De la musique ? C’est Antoine Bonnet, dit Colophane, ou Colo (13). Compositeur sentimental, exécuteur passionné. Il saisit son violon, la tête en extase, joue de tout son cœur. Avec Charles de Sivry (14), il interprète les chefs-d’œuvre mystiques de la Hongrie, et mêle les harmonies magyares aux cantilènes provençales. Sur le clavecin du phalanstère, que de notes égrenées, lâchées comme des vols d’oiseaux, avec le gémissement grêle du violon qui pleure, pendant que nous sommes là, étendus sur les sièges et le plancher, les uns fumant béatement, les autres rêvant ! Aux fêtes de Florian, à Sceaux, et de Corot à Ville d’Avray, l’orchestre provençal conduit par de Sivry, flahutets et tambourins en tête, menait les farandoles à travers les bocages. Rodolphe Salis était en provençal, Georges Auriol en berger Camargue, très crâne, Madame Salis en Arlésienne, le fichu tour de gorge en point d’Alençon formant « chapelle ». Pour moi j’étais en berger Florian aux couleurs de la reine Jeanne, avec houlette. Et nous revînmes ainsi par les nuits claires, violonant et tambourinant, tandis que les chiens aboyaient.
Je continue : Jean Blaize, exotique, cosmopolite, hirsute, enthousiaste, lyrique. A publié un volume, Les Symptômes. Ne se vêt pas étrangement, mais est acrobate à ses heures. Disparaît : on apprend qu’il est en Normandie, pis en Provence, où à l’Ile de France, sa patrie. On ne s’étonne plus (15).
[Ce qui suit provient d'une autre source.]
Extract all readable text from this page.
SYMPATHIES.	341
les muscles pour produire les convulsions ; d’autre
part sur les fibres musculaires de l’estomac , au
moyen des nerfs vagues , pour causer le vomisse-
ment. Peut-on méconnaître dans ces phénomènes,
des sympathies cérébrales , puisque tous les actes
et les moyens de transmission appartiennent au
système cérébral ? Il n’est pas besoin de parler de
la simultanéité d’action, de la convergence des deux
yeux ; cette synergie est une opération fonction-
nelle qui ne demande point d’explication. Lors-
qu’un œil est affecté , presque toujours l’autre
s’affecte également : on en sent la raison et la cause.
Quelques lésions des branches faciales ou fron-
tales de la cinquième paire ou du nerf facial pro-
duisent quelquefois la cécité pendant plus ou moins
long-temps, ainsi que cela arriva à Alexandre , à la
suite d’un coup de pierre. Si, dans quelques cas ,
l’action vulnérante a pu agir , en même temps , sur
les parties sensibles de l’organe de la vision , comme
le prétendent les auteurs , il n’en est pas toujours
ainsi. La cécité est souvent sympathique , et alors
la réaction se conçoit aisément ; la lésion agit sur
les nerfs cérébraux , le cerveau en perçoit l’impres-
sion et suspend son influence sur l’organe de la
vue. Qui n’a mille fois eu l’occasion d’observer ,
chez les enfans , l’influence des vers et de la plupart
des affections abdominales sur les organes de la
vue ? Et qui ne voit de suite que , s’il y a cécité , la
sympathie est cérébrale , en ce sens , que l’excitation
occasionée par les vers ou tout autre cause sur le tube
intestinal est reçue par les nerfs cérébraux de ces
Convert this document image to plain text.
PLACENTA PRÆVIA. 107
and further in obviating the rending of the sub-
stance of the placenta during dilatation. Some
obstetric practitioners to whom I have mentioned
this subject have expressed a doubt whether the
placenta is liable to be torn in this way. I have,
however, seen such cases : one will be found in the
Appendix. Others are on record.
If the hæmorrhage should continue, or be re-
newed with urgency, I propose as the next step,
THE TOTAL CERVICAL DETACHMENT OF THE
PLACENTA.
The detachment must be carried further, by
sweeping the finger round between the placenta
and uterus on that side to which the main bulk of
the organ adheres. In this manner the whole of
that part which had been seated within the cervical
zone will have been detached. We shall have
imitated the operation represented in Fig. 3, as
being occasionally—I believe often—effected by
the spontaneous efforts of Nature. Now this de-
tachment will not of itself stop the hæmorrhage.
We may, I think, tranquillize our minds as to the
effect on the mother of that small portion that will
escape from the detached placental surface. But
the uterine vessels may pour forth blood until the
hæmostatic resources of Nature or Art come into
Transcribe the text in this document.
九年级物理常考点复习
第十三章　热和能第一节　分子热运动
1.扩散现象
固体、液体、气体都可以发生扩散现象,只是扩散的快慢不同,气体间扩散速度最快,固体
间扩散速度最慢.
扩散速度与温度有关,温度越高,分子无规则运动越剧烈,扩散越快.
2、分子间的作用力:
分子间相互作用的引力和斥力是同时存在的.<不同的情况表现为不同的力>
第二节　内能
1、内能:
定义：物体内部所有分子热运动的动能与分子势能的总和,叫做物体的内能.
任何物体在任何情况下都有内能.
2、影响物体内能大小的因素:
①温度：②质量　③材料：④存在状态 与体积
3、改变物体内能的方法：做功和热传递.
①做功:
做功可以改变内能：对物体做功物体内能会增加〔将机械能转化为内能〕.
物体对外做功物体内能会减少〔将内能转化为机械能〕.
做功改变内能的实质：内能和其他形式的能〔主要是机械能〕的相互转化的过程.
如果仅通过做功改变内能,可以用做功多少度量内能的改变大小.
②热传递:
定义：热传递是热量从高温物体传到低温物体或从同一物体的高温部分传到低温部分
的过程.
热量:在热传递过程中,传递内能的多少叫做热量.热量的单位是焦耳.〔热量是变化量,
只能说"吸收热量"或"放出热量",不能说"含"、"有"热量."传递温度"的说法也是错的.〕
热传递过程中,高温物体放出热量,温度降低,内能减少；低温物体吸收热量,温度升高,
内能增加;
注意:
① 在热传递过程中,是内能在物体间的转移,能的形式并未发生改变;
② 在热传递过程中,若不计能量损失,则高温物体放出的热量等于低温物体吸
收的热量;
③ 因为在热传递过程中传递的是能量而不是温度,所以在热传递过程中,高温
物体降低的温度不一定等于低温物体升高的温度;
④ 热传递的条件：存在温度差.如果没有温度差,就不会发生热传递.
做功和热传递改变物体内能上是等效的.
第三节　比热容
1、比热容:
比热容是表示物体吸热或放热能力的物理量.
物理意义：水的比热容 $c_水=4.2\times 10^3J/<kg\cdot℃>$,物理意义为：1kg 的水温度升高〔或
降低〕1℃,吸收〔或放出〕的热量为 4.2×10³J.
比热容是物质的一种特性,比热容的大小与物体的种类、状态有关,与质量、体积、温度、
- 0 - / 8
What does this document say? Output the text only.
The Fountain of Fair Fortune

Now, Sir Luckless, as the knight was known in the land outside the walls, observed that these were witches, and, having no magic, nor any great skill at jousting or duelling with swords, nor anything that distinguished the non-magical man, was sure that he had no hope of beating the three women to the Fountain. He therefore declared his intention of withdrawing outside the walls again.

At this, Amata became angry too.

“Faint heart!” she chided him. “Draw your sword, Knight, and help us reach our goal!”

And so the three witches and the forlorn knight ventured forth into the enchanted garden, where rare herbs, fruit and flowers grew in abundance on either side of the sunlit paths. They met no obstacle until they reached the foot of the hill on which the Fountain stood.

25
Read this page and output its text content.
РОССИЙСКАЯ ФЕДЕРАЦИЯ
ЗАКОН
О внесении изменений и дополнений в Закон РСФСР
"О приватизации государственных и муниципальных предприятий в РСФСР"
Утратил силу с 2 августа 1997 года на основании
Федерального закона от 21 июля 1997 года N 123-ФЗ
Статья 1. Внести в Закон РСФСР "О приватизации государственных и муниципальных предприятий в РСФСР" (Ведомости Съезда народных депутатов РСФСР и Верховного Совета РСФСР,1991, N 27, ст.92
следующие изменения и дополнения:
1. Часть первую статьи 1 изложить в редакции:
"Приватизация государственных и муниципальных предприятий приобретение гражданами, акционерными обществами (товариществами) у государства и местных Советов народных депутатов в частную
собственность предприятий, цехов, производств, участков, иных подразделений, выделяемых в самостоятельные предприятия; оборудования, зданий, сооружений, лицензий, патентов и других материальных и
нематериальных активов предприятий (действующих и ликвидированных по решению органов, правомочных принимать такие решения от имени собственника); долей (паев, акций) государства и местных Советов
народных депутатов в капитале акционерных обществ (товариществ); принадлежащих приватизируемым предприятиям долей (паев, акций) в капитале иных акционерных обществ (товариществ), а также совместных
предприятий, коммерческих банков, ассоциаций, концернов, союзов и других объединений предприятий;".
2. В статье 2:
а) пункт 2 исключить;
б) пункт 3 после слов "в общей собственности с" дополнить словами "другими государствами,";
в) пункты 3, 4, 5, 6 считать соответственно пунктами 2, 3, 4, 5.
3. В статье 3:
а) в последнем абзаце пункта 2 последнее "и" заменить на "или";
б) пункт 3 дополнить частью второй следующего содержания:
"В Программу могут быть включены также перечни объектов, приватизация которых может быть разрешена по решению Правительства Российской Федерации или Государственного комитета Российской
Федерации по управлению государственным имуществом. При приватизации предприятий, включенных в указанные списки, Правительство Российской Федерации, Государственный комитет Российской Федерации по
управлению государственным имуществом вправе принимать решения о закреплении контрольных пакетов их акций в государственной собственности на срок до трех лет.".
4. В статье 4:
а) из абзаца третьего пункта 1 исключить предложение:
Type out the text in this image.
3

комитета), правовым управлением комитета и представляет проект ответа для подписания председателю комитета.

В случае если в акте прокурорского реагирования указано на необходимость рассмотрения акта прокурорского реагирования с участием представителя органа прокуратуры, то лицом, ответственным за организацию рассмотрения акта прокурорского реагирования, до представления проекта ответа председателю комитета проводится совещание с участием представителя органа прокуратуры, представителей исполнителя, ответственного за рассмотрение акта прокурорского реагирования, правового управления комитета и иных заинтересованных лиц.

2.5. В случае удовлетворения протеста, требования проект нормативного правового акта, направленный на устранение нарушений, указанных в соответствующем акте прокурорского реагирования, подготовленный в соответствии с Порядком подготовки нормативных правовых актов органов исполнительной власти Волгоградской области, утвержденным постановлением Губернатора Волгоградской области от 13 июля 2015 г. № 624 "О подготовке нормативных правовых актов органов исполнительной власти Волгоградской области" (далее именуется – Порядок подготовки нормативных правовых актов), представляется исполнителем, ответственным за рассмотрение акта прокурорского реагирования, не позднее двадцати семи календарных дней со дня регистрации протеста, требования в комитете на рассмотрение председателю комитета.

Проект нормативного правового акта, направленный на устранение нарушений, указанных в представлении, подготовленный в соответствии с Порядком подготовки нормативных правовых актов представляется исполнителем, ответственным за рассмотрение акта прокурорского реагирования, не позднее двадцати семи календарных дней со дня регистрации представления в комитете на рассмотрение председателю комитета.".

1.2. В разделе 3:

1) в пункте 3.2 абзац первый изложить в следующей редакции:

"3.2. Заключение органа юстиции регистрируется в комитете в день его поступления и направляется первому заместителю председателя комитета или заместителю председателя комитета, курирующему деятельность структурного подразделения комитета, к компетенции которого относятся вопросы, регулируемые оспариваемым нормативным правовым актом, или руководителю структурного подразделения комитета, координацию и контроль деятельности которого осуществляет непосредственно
Térence Cros, musicien, tête de hongrois, hirsute, noir, bohémien (16), neveu de Charles (17), monologuiste du Hareng Saur et de l’Obsession, de Henry, ce pur artiste, fils d’Antoine, docteur et poète, grand chancelier d’Araucanie. Mélodies bruyantes, hardies, sauvages, quelque fois cependant d’une douceur adorable. Une délicieuse :
Le Soir est d’émeraude
Et le papillon bleu rôde
Sur des vers de Louis Marsolleau, le féminin, qui récite si câlinement ses poèmes (18).
Alfred Clauzel, dit Clodion, à cause de sa chevelure mérovingienne. Fervent admirateur de Cladel, poète robuste et douloureux, témoin sa série des Crucigères (19).
Georges d’Esparbès, un Agennais, doux, surpris, enfant. Style ardent, pressé, plein d’archaïsmes, avec des retours de périodes et un abus de conjonctions qui lui donnent un caractère spécial. Termine une série de portraits bibliques intitulée Les Juges. Marius Réty, dit Claude Bretin, font découronné, longs cheveux blonds bouclés, Christ souffrant, poète sur qui la fatalité s’est apesantie (sic), prosateur secoué de larmes. Jules Bernard a dix-huit ans et fait très peu de vers. Il excelle dans l’étude des angoisses qui torturent le cœur humain, avec une richesse d’images éblouissante. La voix douce, les manières câlines, les yeux riants, blond comme une gerbe de blé, c’est Bernard (20). Louis Le Cardonnel garde la mine drôle d’un jeune curé de campagne. C’est un poète absolu, sarcastique à la manière de Villon. Que de soirs ne l’écoutai-je pas, au coin des rues, sous la lumière tremblante des réverbères ! Sa dialectique précise, ironique, prit plaisir maintes fois à m’entraîner dans le paradoxe, mais toujours il s’y glissait un rayon étincelant de vérité (21). René Just, farouche républicain aux envolées lyriques, poètes des clameurs populaires, la tête pleine de grandes choses et d’enthousiasme, dont les apostrophes cinglent comme des verges (22).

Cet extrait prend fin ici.